The U.S. Patent Office granted Apple a number of patents just before the expected launch of its tablet Wednesday morning, and surprise! One of them concerns an Apple tablet.
However, the patent in question, “Proximity Detector in Handheld Device“, doesn’t cover the tablet itself, but a means of data entry within it.
In short, the patent defines what a tablet or other portable device would have to do to detect an object approaching it, determine what that object was, and then provide an appropriate response. The patent describes how a tablet could detect a finger or other stylus before it actually touches the surface of the tablet or touchscreen, and then deliver the appropriate response:
“The processor instructs the display device to display one or more
GUI
elements in response to detected object, and perform actions associated
with the GUI
element when an input is made at the GUI element via the input means,”

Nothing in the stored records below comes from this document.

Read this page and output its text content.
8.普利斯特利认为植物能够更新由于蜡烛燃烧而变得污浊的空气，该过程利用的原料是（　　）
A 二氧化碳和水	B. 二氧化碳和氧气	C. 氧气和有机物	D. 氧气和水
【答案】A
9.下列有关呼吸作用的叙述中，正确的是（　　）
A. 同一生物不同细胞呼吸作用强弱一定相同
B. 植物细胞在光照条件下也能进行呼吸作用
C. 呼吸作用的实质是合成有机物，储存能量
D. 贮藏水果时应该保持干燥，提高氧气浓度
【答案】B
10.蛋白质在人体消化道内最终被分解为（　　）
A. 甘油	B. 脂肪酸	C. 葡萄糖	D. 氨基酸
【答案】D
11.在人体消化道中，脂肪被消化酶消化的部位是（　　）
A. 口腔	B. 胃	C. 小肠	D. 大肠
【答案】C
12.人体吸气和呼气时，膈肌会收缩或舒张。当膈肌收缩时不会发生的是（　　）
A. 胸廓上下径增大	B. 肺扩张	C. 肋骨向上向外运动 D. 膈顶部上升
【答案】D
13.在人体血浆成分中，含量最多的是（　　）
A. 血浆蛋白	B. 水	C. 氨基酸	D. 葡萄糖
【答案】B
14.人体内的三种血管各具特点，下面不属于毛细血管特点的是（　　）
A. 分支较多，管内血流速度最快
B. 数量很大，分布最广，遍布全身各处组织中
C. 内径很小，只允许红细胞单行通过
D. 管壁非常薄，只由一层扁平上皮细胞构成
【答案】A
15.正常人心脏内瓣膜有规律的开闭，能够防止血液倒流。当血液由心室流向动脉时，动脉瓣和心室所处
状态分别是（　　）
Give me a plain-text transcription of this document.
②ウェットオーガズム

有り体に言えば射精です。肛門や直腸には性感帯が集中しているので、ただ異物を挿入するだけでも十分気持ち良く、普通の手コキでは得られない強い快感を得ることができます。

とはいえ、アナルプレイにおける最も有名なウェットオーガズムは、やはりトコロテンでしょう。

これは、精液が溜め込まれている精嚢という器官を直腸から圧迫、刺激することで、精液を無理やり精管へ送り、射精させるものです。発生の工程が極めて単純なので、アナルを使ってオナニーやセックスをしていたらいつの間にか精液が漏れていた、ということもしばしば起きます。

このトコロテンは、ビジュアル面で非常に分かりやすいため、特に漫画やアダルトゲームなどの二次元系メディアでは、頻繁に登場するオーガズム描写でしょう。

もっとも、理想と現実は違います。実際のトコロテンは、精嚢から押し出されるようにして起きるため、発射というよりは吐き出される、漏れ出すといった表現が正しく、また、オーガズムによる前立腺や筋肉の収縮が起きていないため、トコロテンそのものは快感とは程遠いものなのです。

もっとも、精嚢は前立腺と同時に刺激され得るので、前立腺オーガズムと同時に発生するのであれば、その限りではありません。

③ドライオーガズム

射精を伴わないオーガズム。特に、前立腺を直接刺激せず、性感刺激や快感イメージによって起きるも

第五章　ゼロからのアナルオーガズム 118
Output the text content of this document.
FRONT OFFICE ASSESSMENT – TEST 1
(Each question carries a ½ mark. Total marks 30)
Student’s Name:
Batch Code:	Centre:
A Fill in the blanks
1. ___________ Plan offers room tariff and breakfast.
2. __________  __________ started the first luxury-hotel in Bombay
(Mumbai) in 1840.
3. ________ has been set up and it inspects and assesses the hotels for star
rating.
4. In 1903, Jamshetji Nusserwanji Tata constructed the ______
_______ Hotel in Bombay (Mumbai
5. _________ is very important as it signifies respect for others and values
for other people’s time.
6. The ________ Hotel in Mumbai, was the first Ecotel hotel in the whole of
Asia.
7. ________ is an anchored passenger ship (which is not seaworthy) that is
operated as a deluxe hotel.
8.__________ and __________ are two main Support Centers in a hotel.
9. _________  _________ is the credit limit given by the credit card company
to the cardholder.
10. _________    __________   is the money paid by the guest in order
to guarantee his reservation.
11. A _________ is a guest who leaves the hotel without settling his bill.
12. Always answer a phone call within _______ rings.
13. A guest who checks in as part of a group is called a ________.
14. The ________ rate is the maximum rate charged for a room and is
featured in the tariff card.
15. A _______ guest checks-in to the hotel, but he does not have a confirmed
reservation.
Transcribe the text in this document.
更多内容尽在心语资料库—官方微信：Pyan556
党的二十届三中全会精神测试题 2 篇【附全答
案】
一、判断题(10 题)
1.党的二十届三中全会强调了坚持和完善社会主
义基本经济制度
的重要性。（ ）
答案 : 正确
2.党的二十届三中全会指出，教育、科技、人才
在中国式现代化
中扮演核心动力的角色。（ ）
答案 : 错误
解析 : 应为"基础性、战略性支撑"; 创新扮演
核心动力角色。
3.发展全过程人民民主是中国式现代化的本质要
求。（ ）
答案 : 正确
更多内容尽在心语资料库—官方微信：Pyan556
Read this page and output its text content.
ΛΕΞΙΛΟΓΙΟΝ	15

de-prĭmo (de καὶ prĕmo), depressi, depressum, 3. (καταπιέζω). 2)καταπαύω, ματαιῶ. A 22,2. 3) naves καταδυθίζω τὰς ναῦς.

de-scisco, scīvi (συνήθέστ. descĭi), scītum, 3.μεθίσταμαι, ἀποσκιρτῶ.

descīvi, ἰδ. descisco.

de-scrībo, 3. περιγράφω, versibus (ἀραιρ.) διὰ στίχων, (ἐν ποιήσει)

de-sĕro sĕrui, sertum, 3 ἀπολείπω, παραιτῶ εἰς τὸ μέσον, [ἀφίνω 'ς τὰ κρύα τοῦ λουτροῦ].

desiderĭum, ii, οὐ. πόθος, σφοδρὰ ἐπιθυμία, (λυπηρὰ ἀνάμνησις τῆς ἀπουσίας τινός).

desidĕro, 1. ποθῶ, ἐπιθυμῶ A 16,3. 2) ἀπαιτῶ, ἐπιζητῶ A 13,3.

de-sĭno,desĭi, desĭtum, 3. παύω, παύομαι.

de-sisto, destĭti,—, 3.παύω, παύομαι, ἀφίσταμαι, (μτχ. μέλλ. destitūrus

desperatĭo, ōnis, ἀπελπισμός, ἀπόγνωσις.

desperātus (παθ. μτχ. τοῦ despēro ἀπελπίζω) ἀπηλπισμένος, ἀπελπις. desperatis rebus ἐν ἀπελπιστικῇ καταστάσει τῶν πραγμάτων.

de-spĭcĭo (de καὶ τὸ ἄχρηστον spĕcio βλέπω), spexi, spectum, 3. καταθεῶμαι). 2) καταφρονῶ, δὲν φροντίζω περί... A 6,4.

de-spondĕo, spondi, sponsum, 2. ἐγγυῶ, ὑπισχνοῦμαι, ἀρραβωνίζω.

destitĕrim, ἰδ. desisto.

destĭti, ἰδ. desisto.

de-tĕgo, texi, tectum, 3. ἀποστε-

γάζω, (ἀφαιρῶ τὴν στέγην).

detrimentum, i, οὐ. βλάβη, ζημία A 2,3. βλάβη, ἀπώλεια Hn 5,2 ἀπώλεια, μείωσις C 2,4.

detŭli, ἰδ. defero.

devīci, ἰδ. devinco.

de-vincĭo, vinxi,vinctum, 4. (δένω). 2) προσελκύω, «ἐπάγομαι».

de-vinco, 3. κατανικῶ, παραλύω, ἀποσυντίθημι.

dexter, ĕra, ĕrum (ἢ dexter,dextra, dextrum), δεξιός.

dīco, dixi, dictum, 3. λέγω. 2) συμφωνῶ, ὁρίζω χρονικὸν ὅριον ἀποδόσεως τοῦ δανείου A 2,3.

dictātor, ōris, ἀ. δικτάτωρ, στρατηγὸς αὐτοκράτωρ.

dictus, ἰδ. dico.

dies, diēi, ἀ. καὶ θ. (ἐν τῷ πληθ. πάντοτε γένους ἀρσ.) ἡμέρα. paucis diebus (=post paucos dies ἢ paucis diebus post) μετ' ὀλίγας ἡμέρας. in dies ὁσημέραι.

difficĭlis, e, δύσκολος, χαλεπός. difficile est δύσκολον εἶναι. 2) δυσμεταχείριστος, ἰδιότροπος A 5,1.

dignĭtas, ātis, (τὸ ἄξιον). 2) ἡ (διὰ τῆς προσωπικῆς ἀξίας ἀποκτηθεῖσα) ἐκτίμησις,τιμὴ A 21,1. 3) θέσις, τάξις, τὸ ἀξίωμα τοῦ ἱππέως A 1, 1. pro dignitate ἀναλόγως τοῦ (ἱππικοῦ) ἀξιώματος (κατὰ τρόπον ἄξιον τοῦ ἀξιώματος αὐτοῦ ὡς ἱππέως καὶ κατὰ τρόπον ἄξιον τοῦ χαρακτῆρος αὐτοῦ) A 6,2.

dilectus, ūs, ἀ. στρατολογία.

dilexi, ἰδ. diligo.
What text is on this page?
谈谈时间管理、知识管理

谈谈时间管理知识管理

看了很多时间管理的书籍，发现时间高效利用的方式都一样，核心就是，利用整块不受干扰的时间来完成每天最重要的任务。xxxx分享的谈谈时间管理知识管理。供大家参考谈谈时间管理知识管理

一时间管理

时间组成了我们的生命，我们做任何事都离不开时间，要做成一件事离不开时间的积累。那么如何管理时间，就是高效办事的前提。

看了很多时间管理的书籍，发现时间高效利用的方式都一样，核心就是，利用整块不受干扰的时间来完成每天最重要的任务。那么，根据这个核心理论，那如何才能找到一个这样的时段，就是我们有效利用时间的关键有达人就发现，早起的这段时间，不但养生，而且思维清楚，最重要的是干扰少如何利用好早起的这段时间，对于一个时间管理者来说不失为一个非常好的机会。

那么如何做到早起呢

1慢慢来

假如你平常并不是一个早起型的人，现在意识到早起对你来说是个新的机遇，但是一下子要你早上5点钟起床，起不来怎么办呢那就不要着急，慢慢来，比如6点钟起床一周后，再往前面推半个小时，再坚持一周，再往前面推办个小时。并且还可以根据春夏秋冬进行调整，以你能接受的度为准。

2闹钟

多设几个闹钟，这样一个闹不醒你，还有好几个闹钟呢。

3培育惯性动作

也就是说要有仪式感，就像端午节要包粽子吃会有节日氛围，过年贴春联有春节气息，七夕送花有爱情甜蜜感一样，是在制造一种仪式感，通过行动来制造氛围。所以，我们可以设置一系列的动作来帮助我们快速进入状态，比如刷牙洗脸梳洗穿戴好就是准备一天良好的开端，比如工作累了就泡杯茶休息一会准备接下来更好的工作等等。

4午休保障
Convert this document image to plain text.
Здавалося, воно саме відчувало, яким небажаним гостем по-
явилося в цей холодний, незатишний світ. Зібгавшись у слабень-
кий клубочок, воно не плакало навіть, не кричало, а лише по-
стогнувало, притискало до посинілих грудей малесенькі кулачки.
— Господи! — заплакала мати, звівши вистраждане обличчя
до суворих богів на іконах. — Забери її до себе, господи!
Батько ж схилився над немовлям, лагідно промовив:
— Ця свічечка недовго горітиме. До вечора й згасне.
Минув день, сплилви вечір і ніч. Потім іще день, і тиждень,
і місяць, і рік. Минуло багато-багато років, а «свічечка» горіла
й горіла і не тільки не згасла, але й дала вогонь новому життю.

in the words of the patent.
The tablet could perform detection
based on “capacitive, electric field, inductive, hall effect, reed, eddy
current, magneto resistive, optical shadow, optical visual light,
optical IR, optical color recognition, ultrasonic, acoustic emission,
radar, sonar, conductive or resistive” according to Patently
Apple, who is credited with discovering the newly-granted patent.
Apple was also granted patents concerning the management of wireless
channel bandwidth, with applications in video conferencing; color
management, so that colors are accurately represented across a range of
devices; an image-rotation patent, that orients the image to the same
orientation as to when the image was originally captured; and two other
patents, covering switching IC ports to card slots, and timeline-based
manipulation of audio and video tracks.